The Many Lives of Catwoman: The Felonious History of a Feline Fatale

The Many Lives of Catwoman: The Felonious History of a Feline Fatale

The Many Lives of Catwoman: The Felonious History of a Feline Fatale is a comprehensive, readable history of this unique character. From the first chapter, where author Tim Hanley disassembles the myth of Bob Kane’s creation of the character (she was actually developed by Bill Finger, like much of Batman’s early mythology), it’s clear that he won’t be pulling his punches. (He previously wrote Wonder Woman Unbound: The Curious History of the World’s Most Famous Heroine and Investigating Lois Lane: The Turbulent History of the Daily Planet’s Ace Reporter.)
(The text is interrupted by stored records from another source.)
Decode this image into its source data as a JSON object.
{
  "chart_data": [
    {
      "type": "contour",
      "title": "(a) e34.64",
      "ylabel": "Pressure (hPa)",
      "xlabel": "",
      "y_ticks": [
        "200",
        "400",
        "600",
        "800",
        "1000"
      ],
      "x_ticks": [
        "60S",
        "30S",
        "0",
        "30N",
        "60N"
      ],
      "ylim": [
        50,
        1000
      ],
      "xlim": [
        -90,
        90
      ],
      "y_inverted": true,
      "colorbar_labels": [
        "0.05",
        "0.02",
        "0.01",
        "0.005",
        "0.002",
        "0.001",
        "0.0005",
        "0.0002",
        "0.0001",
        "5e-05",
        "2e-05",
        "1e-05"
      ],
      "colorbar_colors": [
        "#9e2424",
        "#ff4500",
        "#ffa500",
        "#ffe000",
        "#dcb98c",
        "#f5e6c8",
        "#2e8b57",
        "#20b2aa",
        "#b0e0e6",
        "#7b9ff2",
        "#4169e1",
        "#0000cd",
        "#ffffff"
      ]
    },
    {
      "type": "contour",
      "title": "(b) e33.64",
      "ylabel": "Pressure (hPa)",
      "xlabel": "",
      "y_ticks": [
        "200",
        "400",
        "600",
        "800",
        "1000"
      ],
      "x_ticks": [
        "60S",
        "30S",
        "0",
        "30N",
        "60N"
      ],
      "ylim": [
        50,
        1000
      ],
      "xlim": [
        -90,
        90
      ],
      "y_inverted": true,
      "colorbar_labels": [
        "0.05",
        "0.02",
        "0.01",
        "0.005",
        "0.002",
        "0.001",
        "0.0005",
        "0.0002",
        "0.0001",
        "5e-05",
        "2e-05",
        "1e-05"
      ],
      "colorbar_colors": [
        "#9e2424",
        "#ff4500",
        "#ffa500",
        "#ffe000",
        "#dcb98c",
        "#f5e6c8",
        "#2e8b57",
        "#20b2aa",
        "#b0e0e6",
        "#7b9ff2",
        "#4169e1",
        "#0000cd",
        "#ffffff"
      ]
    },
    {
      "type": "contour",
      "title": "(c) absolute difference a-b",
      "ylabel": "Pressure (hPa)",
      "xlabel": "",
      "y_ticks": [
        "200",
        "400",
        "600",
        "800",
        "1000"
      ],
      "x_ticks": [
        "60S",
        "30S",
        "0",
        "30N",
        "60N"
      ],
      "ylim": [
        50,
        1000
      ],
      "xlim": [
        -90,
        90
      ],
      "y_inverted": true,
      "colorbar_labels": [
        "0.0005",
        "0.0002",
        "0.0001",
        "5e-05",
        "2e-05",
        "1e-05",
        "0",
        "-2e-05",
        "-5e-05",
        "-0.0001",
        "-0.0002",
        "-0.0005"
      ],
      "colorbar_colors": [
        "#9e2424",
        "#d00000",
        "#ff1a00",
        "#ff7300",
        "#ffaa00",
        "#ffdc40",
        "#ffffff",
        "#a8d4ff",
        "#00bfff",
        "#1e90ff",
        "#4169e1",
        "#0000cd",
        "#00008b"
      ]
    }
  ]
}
Hanley’s theory is that Catwoman has a unique status in comics. She regularly outsmarted Batman. Because she’s often a villain, she’s an outsider, which allows her to escape the stereotypes placed on so many other female characters in the superhero genre. That also allowed her to be more independent. (And often sexualized, which is the negative flip side of being written and drawn by men.) Her history is so long-running that she’s had a particularly varied past, which keeps her interesting. He calls her adventures “a varied journey of empowerment and exploitation.”

We begin, of course, with her origin, with a necessary digression into Batman’s beginning. Hanley makes a good case for Catwoman’s differences from the start, from her prominence as a lead when other female characters were rarely even given names, speaking roles, or believable motivations to Batman’s clear infatuation with her. Unlike other femme fatales, the serial nature of comics meant that she wasn’t published by death or imprisonment (an observation I found particularly striking).

The Many Lives of Catwoman: The Felonious History of a Feline Fatale

Post-war, with a pressure to reassert traditional gender roles, the Catwoman/ Batman relationship flipped to make her the romantic seeking attention from her crush. At the same time, she got a Kitty Car, an elaborate hideout, more props, and henchmen, as comics because more exaggerated (and sometimes ridiculous). Then, during the Wertham scare era, she disappeared for over a decade, until the TV show resurrected her.

Hanley thoroughly covers the various actresses and their portrayals over the seasons of the show and the spinoff movie, including how the attraction angle disappeared once Eartha Kitt was cast in the third TV season because of cultural concerns over interracial romance. The book continues with the checkered history of the character in the comics, from girlfriend for Bruce Wayne to the Huntress’ dead mother and Frank Miller’s post-Crisis sordid reinvention of her as an ex-hooker (in keeping with his sexist history of abuse towards women characters).

Additional chapters focus on the Burton Batman movies, a history of the character in animated series, the launch of her solo comic book, the morbid darkness of Ed Brubaker’s reinvention run, Catwoman’s time as a parent, the disastrous Catwoman movie, and the various media she’s appeared in since. By the end, I just wanted to go back to the beginning again, with more positive, entertaining stories than the morass the character has been left in. Hanley’s history made me miss the kind of Catwoman we could have, but his emphasis on the ways the character has been reinvented across her history gave me hope for another one to come sometime in the future.

Because this is an independently written history, images are replaced with story descriptions and dialogue excerpts. That’s an understandable but unfortunate liability in any such comic history. An interested reader will likely want to accompany this with Catwoman: A Celebration of 75 Years or Catwoman: Nine Lives of a Feline Fatale to see a few of the actual comics discussed. (The publisher provided a digital review copy.)